Using scipy's Rotation object

[argerlt]

Scipy now has a rotation object, and it might be handy to utilize it in orix

PROS:

• In my (limited) testing, it is significantly faster at calculating misorientations between orientations due to the use of Cython
• you get passive and active rotations for free (try doing R.from_euler('ZXZ',[euler_angles]) for activeversus R.from_euler('zxz',[euler_angles]) for passive)
• you get support for mrp, axis-angles, and rotation matrices for free
• Instead of having to write up detailed docstrings for quaternion methods, you can just piggyback off of scipys
• there are a lot of python classes out there for quaternions, switching to an already popular one will help reduce confusion for new users about conventions
• has built-in left-right multiplication functions to make adding SpecimenSymmetry easier

CONS:

• Scipy uses a different quaternion parameterization (x, y, z, w) versus orix and mtex (w, x, y, z).
• This would require a lot of rewrites for something that would have limited immediate payoff other than a big speedup.

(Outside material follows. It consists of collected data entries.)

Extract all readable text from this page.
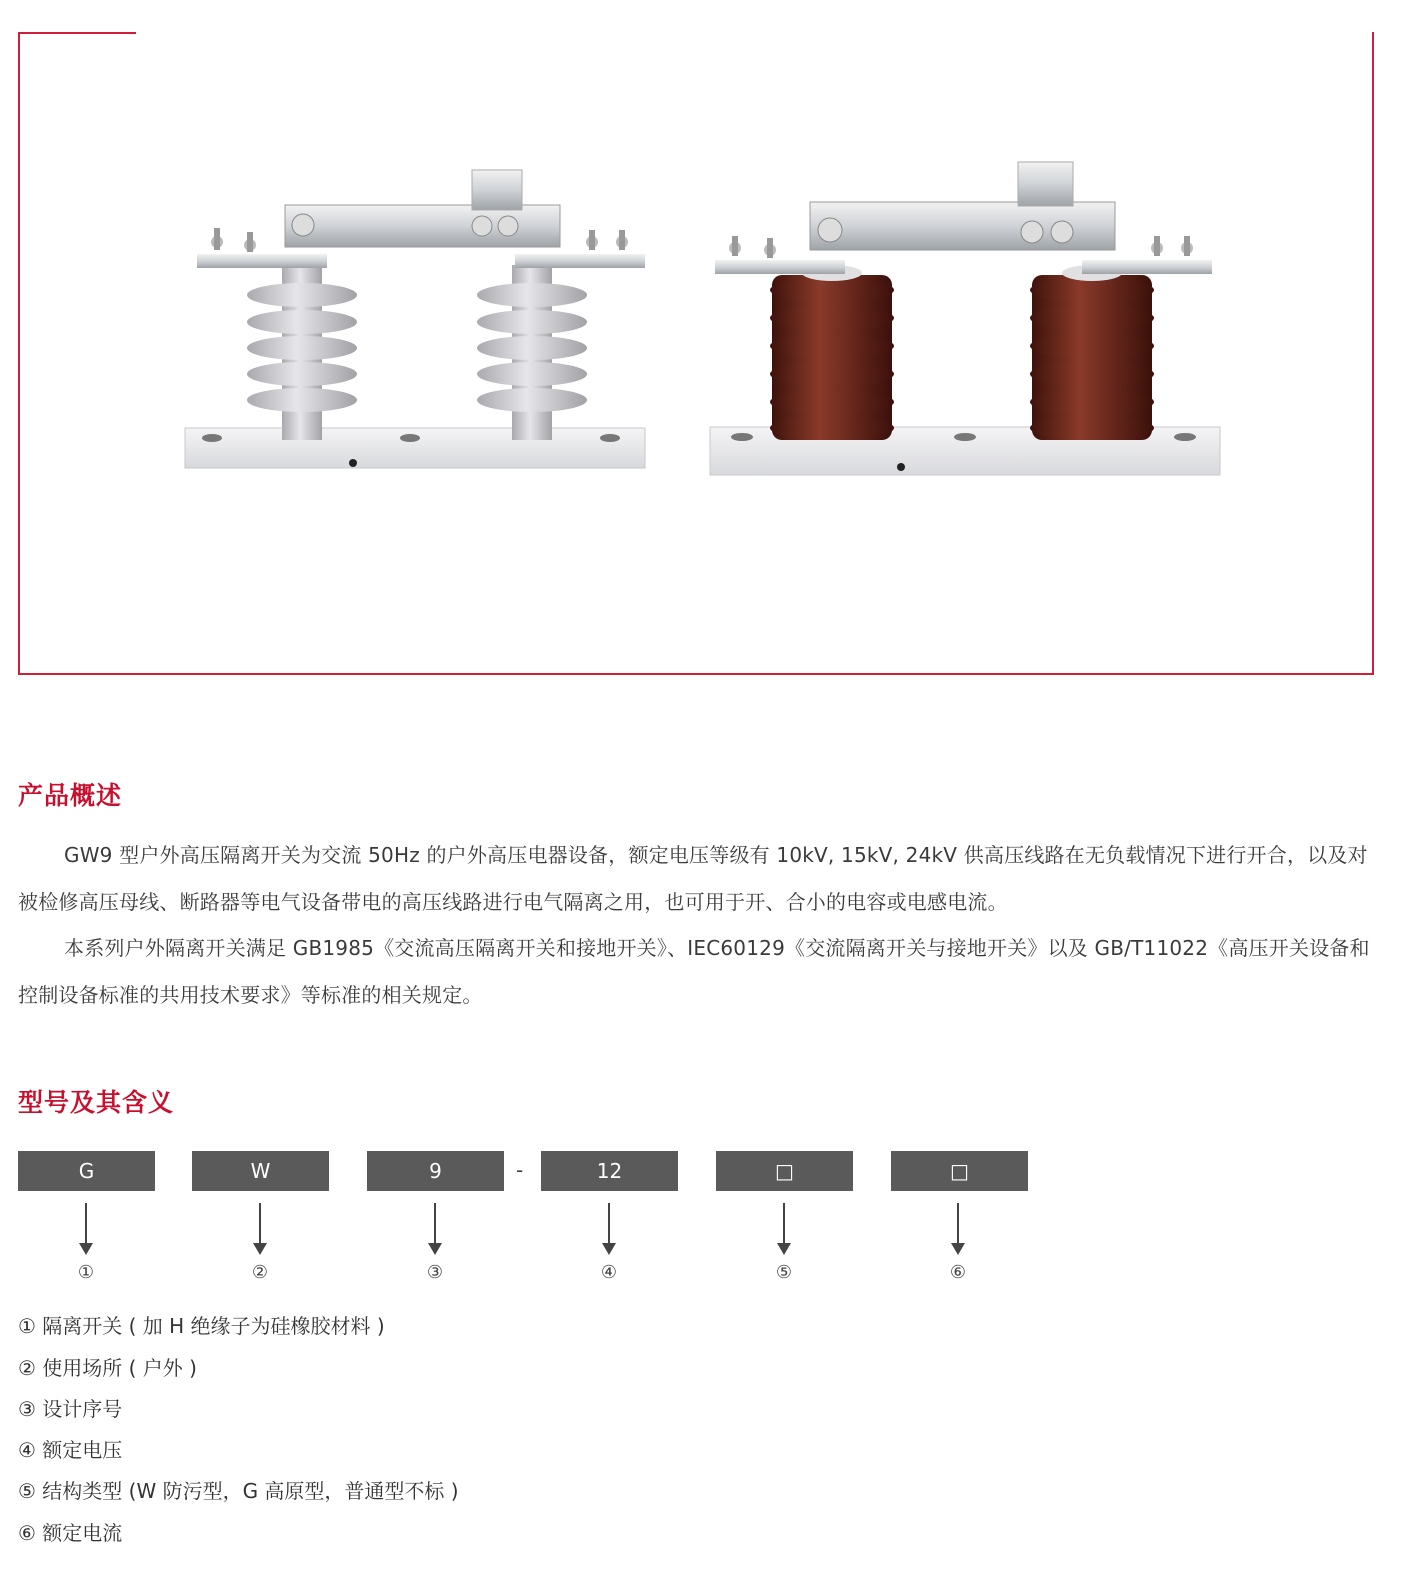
产品概述

GW9 型户外高压隔离开关为交流 50Hz 的户外高压电器设备，额定电压等级有 10kV, 15kV, 24kV 供高压线路在无负载情况下进行开合，以及对被检修高压母线、断路器等电气设备带电的高压线路进行电气隔离之用，也可用于开、合小的电容或电感电流。

本系列户外隔离开关满足 GB1985《交流高压隔离开关和接地开关》、IEC60129《交流隔离开关与接地开关》以及 GB/T11022《高压开关设备和控制设备标准的共用技术要求》等标准的相关规定。

型号及其含义
G	W	9	-	12	□	□
①	②	③	④	⑤	⑥
① 隔离开关 ( 加 H 绝缘子为硅橡胶材料 )
② 使用场所 ( 户外 )
③ 设计序号
④ 额定电压
⑤ 结构类型 (W 防污型，G 高原型，普通型不标 )
⑥ 额定电流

Let me know if you are interested in this, I wouldn't mind writing it, but it requires some fundamental changes as opposed to just adding features, so not going to do it unless you feel it would improve your code.

[harripj]

@argerlt thanks for opening the issue! I have used SciPy's Rotation objects myself in the past and they work well and come with a lot of benefits as you mentioned!

One thing that made me switch to orix was that orix works with multi-dimensional orientation data, which is useful when considering things such as crystal orientation maps etc., and I don't believe this is implemented in SciPy. At least at that moment it was limited to 1d sets or rotations- please correct me if I am wrong!

We recently switched to using numpy-quaternion to handle various arithmetic, which provided a significant speed up over the previous implementation.

Personally I would be interested to see a conversion function that could be used to maintain consistent conversions between orix and SciPy's Rotation (given the parameter swaps as you said), for those interested to work with both libraries. Perhaps this could work with flattened orientation data in orix and shouldn't be too hard to implement!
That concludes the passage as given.